_______________________ CARTAS NA MESA
Entre estertores e suores frios, Cema se revirava na cama larga do quarto de dormir. Por onde andaria o marido, àquelas horas? Não precisava especular muito: Firmino jogava no casarão da Rua da Cadeia, onde varava noites no vício.
Odila, parteira de experiência, sentia que daquela vez a coisa fugia dos prumos. Cema mordia um pedaço de pano limpo. Tinha ânsias de gritar, mas temia acordar a filharada, que dormia a sono solto pelos muitos quartos do corredor. Mãe de onze, ela nunca tivera medo de parir, mas agora um pressentimento apavorante a invadia.
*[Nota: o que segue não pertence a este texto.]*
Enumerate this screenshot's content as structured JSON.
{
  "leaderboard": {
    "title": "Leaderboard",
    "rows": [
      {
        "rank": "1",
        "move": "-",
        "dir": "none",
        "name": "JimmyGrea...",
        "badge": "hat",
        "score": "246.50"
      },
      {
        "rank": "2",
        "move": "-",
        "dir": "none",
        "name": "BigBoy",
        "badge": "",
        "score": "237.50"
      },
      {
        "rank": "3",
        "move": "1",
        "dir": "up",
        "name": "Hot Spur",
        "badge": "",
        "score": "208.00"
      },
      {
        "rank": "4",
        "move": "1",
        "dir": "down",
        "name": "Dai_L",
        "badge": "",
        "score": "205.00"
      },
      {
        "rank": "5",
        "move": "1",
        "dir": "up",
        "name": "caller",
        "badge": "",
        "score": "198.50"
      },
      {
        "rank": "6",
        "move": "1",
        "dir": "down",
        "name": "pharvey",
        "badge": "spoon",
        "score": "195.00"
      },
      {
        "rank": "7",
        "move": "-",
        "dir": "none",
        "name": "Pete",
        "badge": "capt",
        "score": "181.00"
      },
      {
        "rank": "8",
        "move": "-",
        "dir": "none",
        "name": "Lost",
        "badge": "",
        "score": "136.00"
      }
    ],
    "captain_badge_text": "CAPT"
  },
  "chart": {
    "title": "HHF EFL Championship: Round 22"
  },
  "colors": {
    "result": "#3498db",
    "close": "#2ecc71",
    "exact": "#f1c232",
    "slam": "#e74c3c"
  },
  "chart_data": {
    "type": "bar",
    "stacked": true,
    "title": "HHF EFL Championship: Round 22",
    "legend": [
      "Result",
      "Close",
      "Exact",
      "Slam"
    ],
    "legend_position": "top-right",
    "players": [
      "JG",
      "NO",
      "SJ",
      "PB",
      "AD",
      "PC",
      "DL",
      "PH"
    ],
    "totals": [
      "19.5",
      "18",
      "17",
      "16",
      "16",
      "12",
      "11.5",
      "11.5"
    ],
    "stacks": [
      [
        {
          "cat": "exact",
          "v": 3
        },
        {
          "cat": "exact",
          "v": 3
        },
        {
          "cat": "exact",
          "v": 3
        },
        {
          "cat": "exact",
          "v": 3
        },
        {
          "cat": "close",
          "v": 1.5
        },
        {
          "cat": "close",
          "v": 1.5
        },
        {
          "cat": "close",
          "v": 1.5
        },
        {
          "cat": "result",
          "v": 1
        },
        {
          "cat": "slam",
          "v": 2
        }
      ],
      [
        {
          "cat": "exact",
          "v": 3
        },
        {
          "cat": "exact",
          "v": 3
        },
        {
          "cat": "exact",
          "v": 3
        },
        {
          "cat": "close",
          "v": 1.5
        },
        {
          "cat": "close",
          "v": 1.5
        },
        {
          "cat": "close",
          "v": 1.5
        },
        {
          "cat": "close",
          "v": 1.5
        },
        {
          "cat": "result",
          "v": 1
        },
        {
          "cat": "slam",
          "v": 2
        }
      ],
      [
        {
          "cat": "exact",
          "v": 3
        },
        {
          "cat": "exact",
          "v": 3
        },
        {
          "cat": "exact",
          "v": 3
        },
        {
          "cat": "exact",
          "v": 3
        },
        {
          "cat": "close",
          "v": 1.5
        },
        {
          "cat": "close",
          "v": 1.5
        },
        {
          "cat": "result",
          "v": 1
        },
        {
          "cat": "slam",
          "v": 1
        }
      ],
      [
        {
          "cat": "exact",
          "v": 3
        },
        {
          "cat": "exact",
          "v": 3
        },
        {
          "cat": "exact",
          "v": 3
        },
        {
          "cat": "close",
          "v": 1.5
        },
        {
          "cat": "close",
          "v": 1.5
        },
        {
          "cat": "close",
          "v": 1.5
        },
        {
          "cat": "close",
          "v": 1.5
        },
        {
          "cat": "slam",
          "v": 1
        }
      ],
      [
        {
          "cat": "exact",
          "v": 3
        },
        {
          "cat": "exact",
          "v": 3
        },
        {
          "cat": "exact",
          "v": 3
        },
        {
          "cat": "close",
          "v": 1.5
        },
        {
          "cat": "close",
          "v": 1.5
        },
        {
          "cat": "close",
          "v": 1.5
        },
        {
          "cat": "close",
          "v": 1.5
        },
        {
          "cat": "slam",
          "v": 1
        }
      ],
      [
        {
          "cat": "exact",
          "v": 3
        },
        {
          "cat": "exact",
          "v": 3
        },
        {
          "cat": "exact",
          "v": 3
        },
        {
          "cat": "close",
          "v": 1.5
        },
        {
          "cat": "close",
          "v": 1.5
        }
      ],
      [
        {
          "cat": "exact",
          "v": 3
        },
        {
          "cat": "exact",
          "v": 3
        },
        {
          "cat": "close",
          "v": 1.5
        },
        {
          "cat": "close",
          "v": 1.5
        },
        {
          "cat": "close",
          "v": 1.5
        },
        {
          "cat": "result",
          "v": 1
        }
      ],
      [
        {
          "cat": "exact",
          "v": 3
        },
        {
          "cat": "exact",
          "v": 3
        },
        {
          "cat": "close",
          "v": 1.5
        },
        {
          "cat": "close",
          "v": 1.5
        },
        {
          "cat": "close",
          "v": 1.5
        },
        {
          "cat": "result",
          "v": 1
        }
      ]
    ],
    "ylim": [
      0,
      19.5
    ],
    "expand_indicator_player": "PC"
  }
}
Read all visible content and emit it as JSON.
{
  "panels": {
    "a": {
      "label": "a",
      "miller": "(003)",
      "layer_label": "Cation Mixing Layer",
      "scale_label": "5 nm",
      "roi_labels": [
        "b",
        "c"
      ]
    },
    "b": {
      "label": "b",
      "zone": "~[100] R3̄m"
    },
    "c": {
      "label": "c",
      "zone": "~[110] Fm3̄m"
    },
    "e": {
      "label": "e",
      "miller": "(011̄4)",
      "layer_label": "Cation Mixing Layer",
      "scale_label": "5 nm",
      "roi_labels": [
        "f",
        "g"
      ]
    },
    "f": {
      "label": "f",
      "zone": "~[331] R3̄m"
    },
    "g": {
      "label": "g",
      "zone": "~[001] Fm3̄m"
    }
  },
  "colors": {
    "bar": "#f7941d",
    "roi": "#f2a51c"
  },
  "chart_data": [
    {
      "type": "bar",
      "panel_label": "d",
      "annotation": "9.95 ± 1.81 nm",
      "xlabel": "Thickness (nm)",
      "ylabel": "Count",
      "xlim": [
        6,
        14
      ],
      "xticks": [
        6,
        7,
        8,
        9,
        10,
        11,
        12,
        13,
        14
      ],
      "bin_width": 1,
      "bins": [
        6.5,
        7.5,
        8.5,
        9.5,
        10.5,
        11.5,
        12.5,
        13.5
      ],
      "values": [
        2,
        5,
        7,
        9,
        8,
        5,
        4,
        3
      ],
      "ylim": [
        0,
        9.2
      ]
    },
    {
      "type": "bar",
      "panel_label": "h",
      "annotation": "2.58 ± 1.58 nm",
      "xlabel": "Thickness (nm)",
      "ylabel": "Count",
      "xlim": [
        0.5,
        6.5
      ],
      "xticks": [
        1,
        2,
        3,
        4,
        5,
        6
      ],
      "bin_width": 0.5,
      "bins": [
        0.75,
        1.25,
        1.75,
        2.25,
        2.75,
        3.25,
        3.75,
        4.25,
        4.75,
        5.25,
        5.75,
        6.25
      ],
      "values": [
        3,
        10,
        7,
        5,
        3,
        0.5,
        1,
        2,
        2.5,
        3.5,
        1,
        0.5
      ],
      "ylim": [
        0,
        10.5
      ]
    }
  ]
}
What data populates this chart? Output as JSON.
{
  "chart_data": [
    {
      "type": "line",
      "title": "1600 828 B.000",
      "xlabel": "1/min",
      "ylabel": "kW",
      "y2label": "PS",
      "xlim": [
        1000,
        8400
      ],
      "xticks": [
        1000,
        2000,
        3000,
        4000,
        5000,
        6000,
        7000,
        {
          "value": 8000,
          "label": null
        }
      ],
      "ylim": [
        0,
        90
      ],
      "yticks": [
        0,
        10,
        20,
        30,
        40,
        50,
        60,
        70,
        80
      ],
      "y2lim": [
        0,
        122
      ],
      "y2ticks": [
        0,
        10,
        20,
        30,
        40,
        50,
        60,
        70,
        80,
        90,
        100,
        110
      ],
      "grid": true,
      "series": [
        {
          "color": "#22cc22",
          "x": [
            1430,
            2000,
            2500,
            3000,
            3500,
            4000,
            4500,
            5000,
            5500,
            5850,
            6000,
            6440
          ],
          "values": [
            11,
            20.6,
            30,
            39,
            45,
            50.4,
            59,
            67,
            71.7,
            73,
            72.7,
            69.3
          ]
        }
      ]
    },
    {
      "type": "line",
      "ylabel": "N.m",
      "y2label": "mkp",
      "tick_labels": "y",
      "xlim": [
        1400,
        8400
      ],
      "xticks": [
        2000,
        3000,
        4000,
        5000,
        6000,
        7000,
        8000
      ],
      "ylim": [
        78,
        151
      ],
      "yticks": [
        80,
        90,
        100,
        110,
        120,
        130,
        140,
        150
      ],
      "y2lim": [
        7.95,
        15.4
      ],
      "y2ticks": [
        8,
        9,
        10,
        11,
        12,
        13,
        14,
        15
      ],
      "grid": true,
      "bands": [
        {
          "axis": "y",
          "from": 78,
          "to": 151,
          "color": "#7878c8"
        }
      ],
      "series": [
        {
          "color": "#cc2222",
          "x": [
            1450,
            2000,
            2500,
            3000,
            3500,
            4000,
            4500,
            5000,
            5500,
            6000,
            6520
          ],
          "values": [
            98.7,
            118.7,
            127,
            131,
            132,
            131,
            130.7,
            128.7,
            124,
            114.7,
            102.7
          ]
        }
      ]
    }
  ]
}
Sentindo os ares funestos da casa, Odila mandou recado a Firmino, mas o homem nem se dignou a dar o ar da graça. No meio da madrugada, as dores cessaram. Odila sabia que aquele estado letárgico de Cema era mau sinal. A criança tinha perdido as forças. À luz bruxuleante do lampião, o lençol era um mar de sangue. Cema gemeu fracamente, abandonou as mãos exangues sobre o corpo frio. Odila soube que nada mais havia a ser feito.
À volta da mesa, no antro da jogatina, Firmino bradava impropérios ao tom acalorado da disputa. Naquela noite, apostara seu último conto de réis. Entregue aos desvarios, o homem ainda não sabia da mulher e seu ventre morto sendo velados pela vizinhança — e nem faria diferença saber. Resoluto, ele retirou do anelar esquerdo a aliança de ouro, seu derradeiro bem, e ofertou-a na roda. Engolindo mais uma talagada de cachaça, propôs outra partida: não era gente de desistir.